L.Bini Smaghi, M. Marcussen – Strengthening the euro area ArchitectureL: A proposal for Purple bonds
The euro area is currently facing a dilemma. While it is widely recognized that its architecture needs to be strengthened, some of the key proposals to achieve this goal encounter political difficulties. Genuine Eurobonds with joint and several liability would bring significant economic benefits and stability. However, they would require transfer of sovereignty on fiscal policy from the member states to the euro area, something that does not appear to be politically feasible in the foreseeable future. On the other hand, just keeping the status quo exposes the fragility of the euro area in the event of a new crisis. Several authors have sought to address this dilemma through various proposals. This paper presents our contribution to the debate.

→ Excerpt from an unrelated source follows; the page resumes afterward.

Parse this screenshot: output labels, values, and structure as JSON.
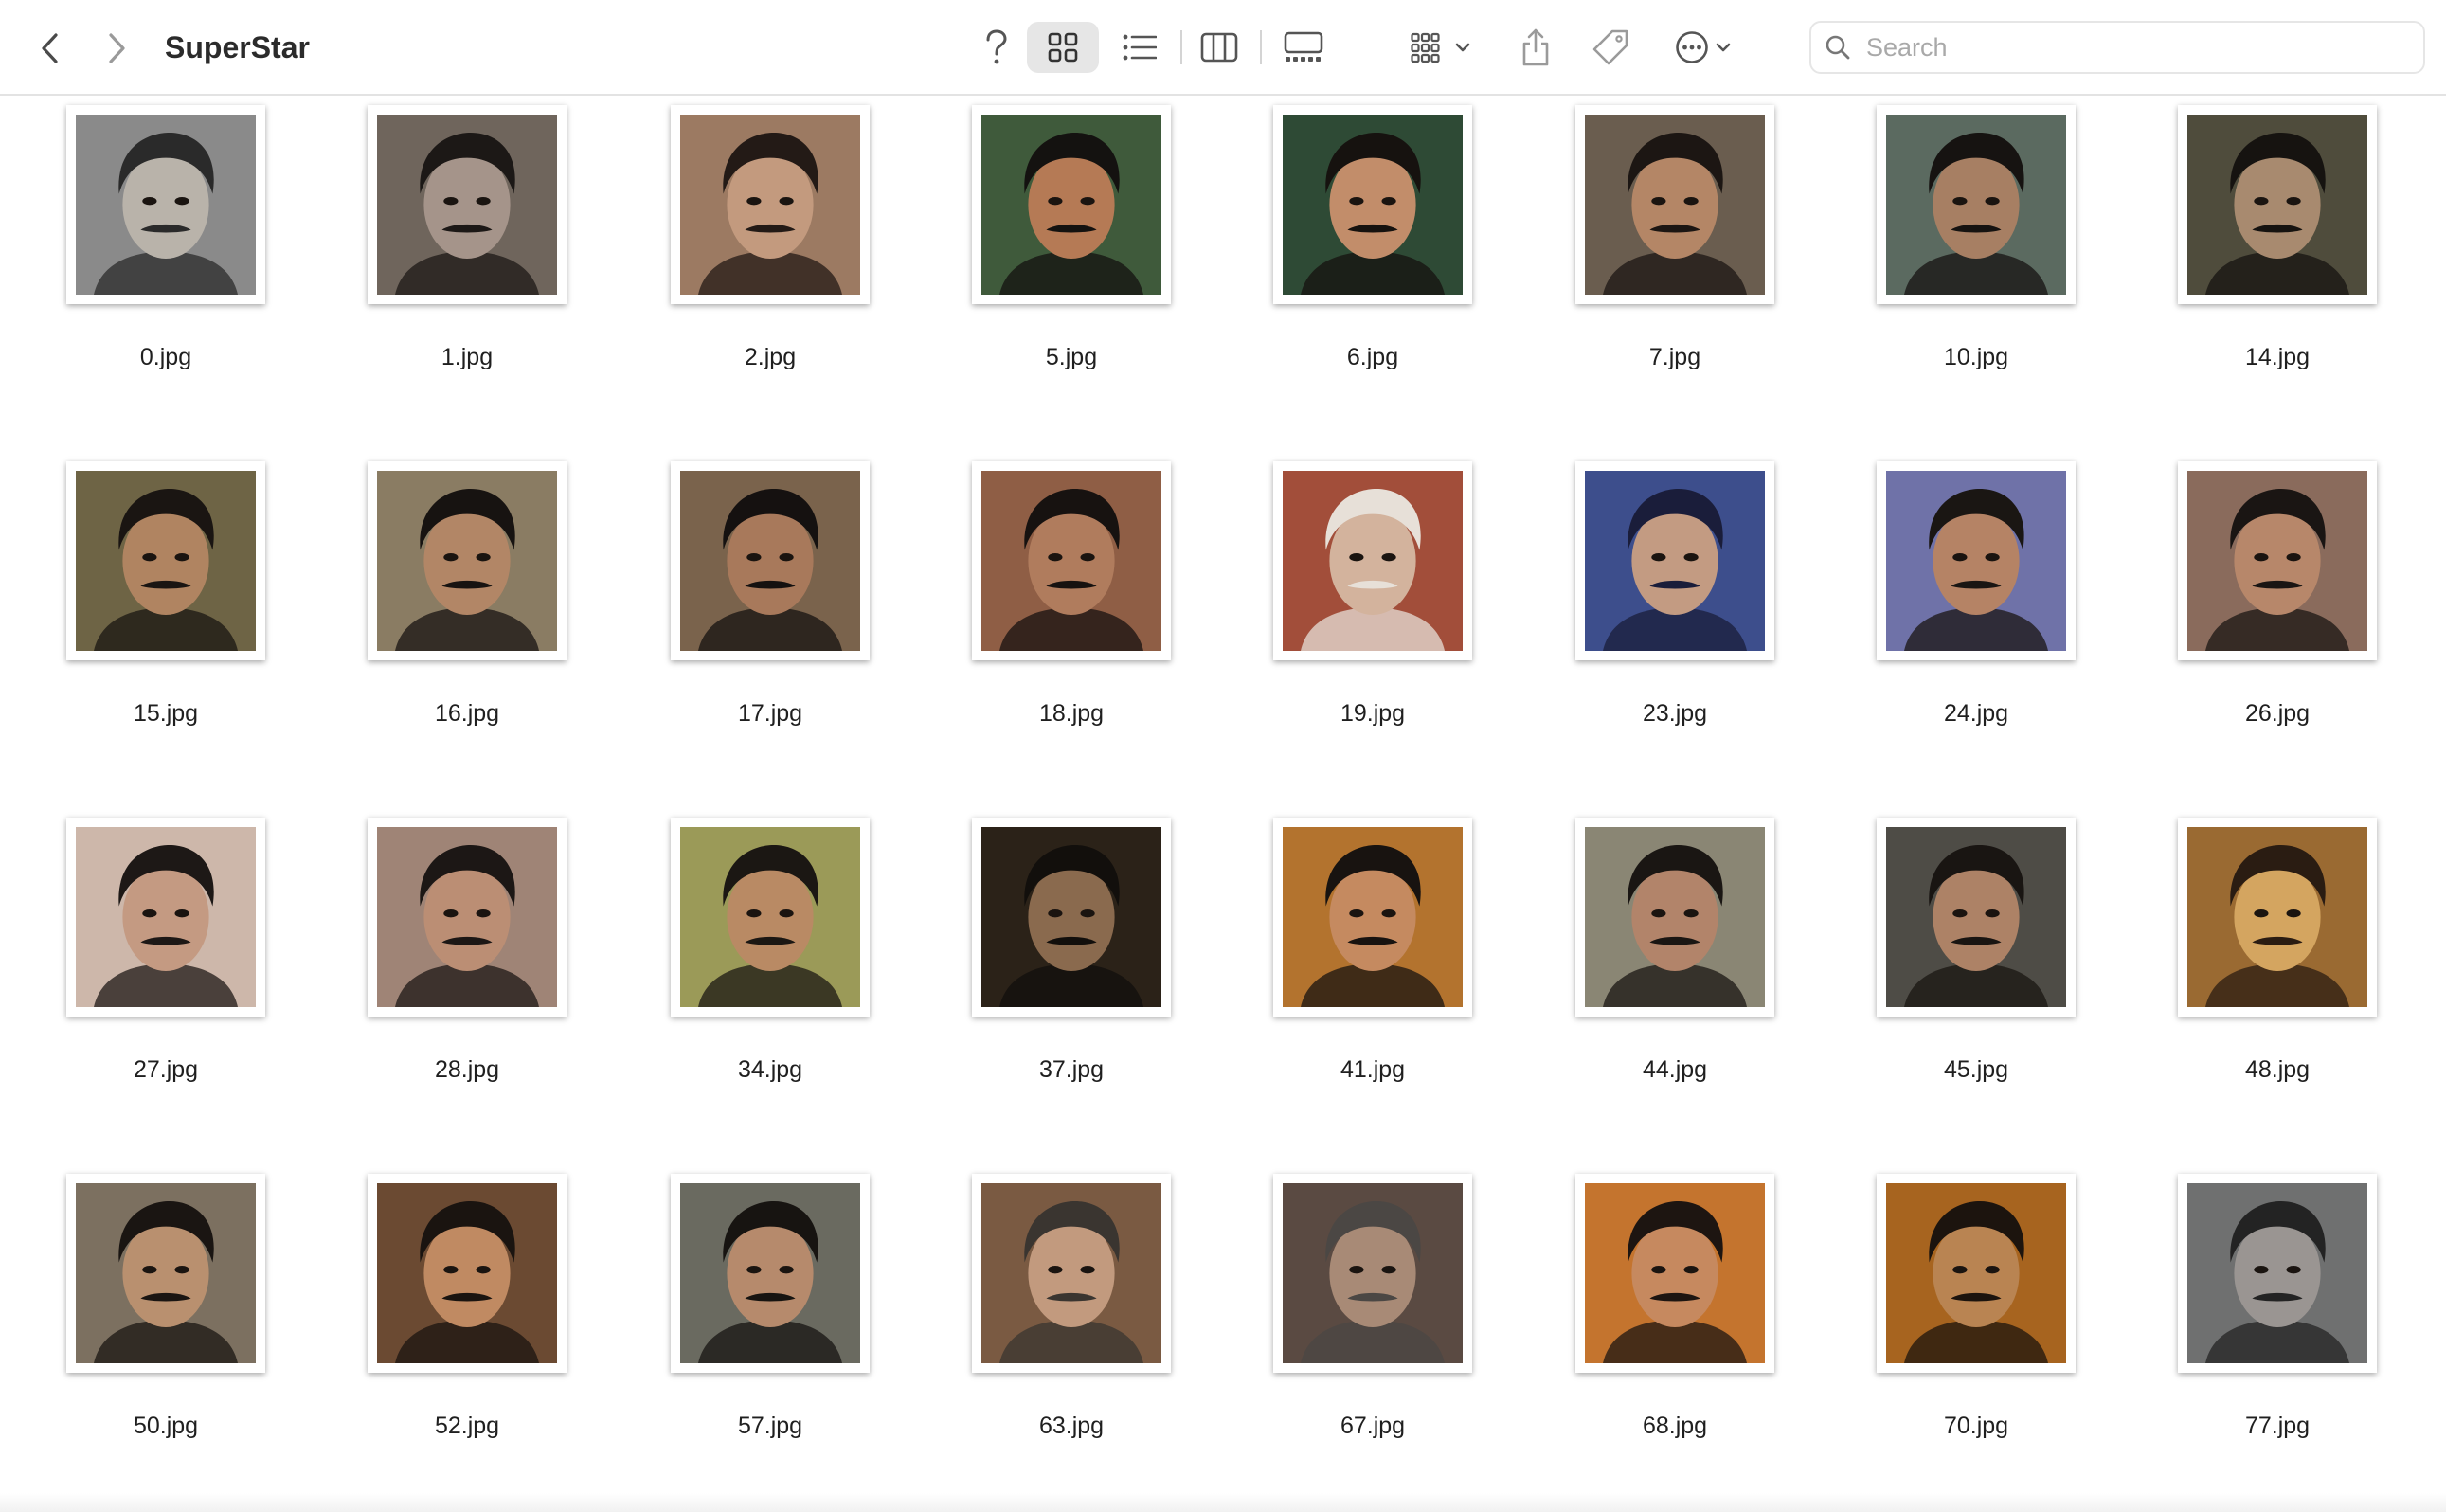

Essentially, we propose to lever on the Fiscal Compact’s requirement to reduce the excess general government debt above 60% of GDP by 1/20 every year, in order to adapt the Blue- Red bond proposal by Delpla and von Weizsäcker (2010). The amount of debt consistent with the Fiscal Compact would be “Purple” and protected from any debt restructuring demands under an eventual ESM programme. Any excess of debt over the Fiscal Compact limit would be “Red”, and would not benefit from the no-restructuring guarantee. We believe that this proposal would protect the existing national bond stock from disruption, encourage fiscal discipline, lower funding costs for the periphery, strengthen bank balance sheets, maintain market access under an ESM programme, thus reducing the eventual burden on ESM funds, and potentially increase the effectiveness of the ECB in the implementation of monetary policy. At the end of the 20-year period, when Purple bonds will stand at 60% of GDP, these could be transformed into Blue bonds and eventually become genuine Eurobonds if there is the political will to do so at that time.